Those who are criticizing Los Angeles school board member Jackie Goldberg's plan to abolish the "F" grade for youngsters through the second grade (Letters, March 23) are demonstrating the very reasons it is essential to do it. They are assuming, as far too many parents and teachers assume, that the "F" is a motivator for improved performance. At the kindergarten or primary level? Never!
My wife motivates her kindergarten children with happy faces, facial expressions, a barrage of encouraging remarks, and a great deal of communication with parents--which is also encouraging but tempered with helpful suggestions.

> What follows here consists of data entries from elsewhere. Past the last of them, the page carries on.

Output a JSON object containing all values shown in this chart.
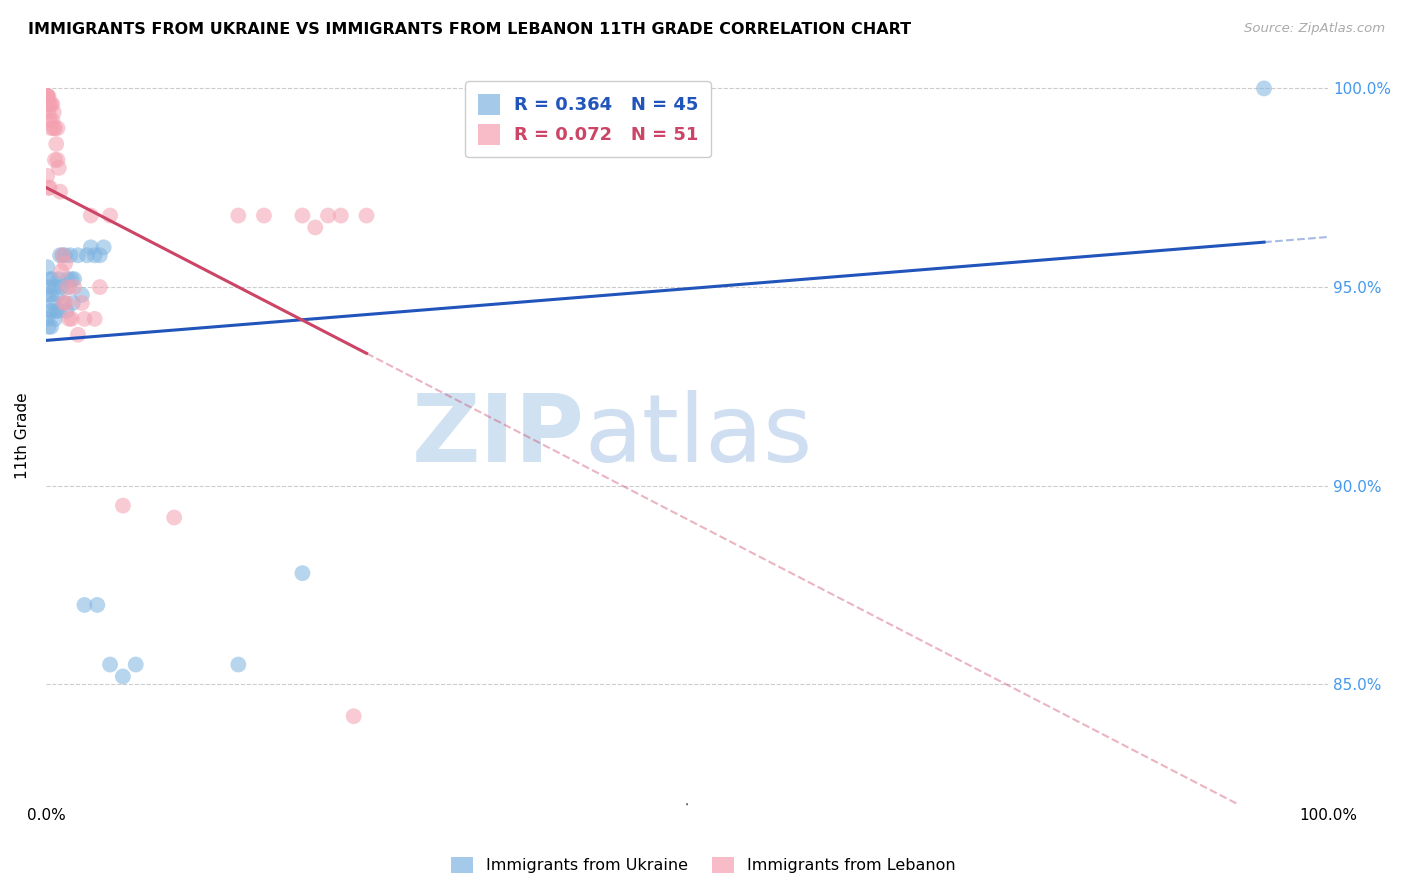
{
  "title": "IMMIGRANTS FROM UKRAINE VS IMMIGRANTS FROM LEBANON 11TH GRADE CORRELATION CHART",
  "source": "Source: ZipAtlas.com",
  "ylabel": "11th Grade",
  "ukraine_color": "#7EB3E0",
  "lebanon_color": "#F4A0B0",
  "ukraine_R": 0.364,
  "ukraine_N": 45,
  "lebanon_R": 0.072,
  "lebanon_N": 51,
  "ukraine_line_color": "#2255BB",
  "lebanon_line_color": "#CC4466",
  "ukraine_x": [
    0.001,
    0.001,
    0.001,
    0.002,
    0.002,
    0.003,
    0.003,
    0.004,
    0.004,
    0.005,
    0.005,
    0.006,
    0.007,
    0.007,
    0.008,
    0.009,
    0.01,
    0.01,
    0.011,
    0.012,
    0.013,
    0.014,
    0.015,
    0.016,
    0.017,
    0.018,
    0.019,
    0.02,
    0.021,
    0.022,
    0.025,
    0.028,
    0.03,
    0.032,
    0.035,
    0.038,
    0.04,
    0.042,
    0.045,
    0.05,
    0.06,
    0.07,
    0.15,
    0.2,
    0.95
  ],
  "ukraine_y": [
    0.942,
    0.948,
    0.955,
    0.94,
    0.95,
    0.944,
    0.952,
    0.94,
    0.948,
    0.944,
    0.952,
    0.946,
    0.942,
    0.95,
    0.944,
    0.948,
    0.944,
    0.952,
    0.958,
    0.95,
    0.958,
    0.946,
    0.958,
    0.944,
    0.952,
    0.95,
    0.958,
    0.952,
    0.946,
    0.952,
    0.958,
    0.948,
    0.87,
    0.958,
    0.96,
    0.958,
    0.87,
    0.958,
    0.96,
    0.855,
    0.852,
    0.855,
    0.855,
    0.878,
    1.0
  ],
  "lebanon_x": [
    0.001,
    0.001,
    0.001,
    0.001,
    0.001,
    0.002,
    0.002,
    0.002,
    0.002,
    0.003,
    0.003,
    0.003,
    0.004,
    0.004,
    0.005,
    0.005,
    0.006,
    0.006,
    0.007,
    0.007,
    0.008,
    0.009,
    0.009,
    0.01,
    0.011,
    0.012,
    0.013,
    0.014,
    0.015,
    0.016,
    0.017,
    0.018,
    0.02,
    0.022,
    0.025,
    0.028,
    0.03,
    0.035,
    0.038,
    0.042,
    0.05,
    0.06,
    0.1,
    0.15,
    0.17,
    0.2,
    0.21,
    0.22,
    0.23,
    0.24,
    0.25
  ],
  "lebanon_y": [
    0.998,
    0.998,
    0.998,
    0.998,
    0.978,
    0.998,
    0.996,
    0.994,
    0.975,
    0.996,
    0.992,
    0.975,
    0.99,
    0.996,
    0.992,
    0.996,
    0.99,
    0.994,
    0.99,
    0.982,
    0.986,
    0.982,
    0.99,
    0.98,
    0.974,
    0.954,
    0.958,
    0.946,
    0.956,
    0.946,
    0.95,
    0.942,
    0.942,
    0.95,
    0.938,
    0.946,
    0.942,
    0.968,
    0.942,
    0.95,
    0.968,
    0.895,
    0.892,
    0.968,
    0.968,
    0.968,
    0.965,
    0.968,
    0.968,
    0.842,
    0.968
  ],
  "ylim": [
    0.82,
    1.005
  ],
  "xlim": [
    0.0,
    1.0
  ],
  "yticks": [
    0.85,
    0.9,
    0.95,
    1.0
  ],
  "ytick_labels": [
    "85.0%",
    "90.0%",
    "95.0%",
    "100.0%"
  ],
  "xtick_labels_show": [
    "0.0%",
    "100.0%"
  ]
}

Former school board president Howard Miller implied in his letter that children now would not develop the skills that would bring them success. Does he not know that success breeds success and failure breeds failure? Good teachers everywhere gear assignments to the children's abilities. Surely he doesn't expect an "F" to be given to the slow maturing child who cannot, because of delayed development, compete with the other children at this time.

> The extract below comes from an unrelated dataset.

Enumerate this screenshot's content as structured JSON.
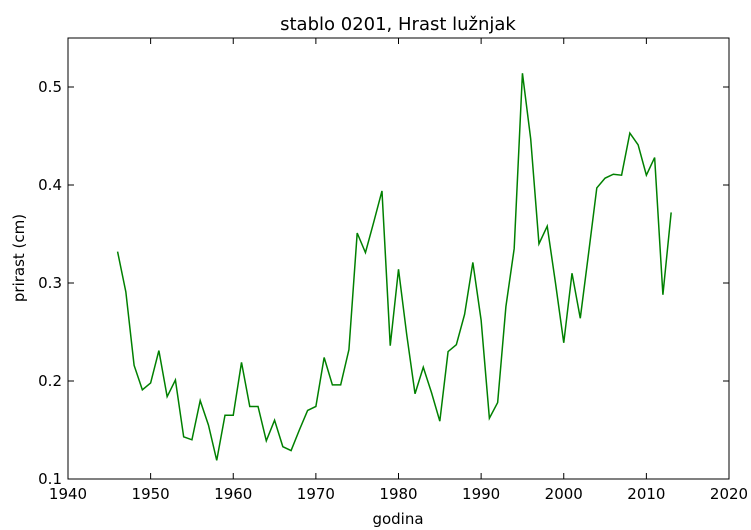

Some of the writers insinuated that Goldberg's plan would virtually eliminate evaluation. Again, good teachers leave their desks and oversee a great deal of the work while it is in the process of being done. If it is done poorly (for that particular child) he may have to stay in to do it, it may become homework, he may have to start over, but it's because he needs help, not because it's "F" work. "F" work, you see, is eventually internalized and the child believes he is an "F" child. His self-concept receives another blow, and his future work will reflect it.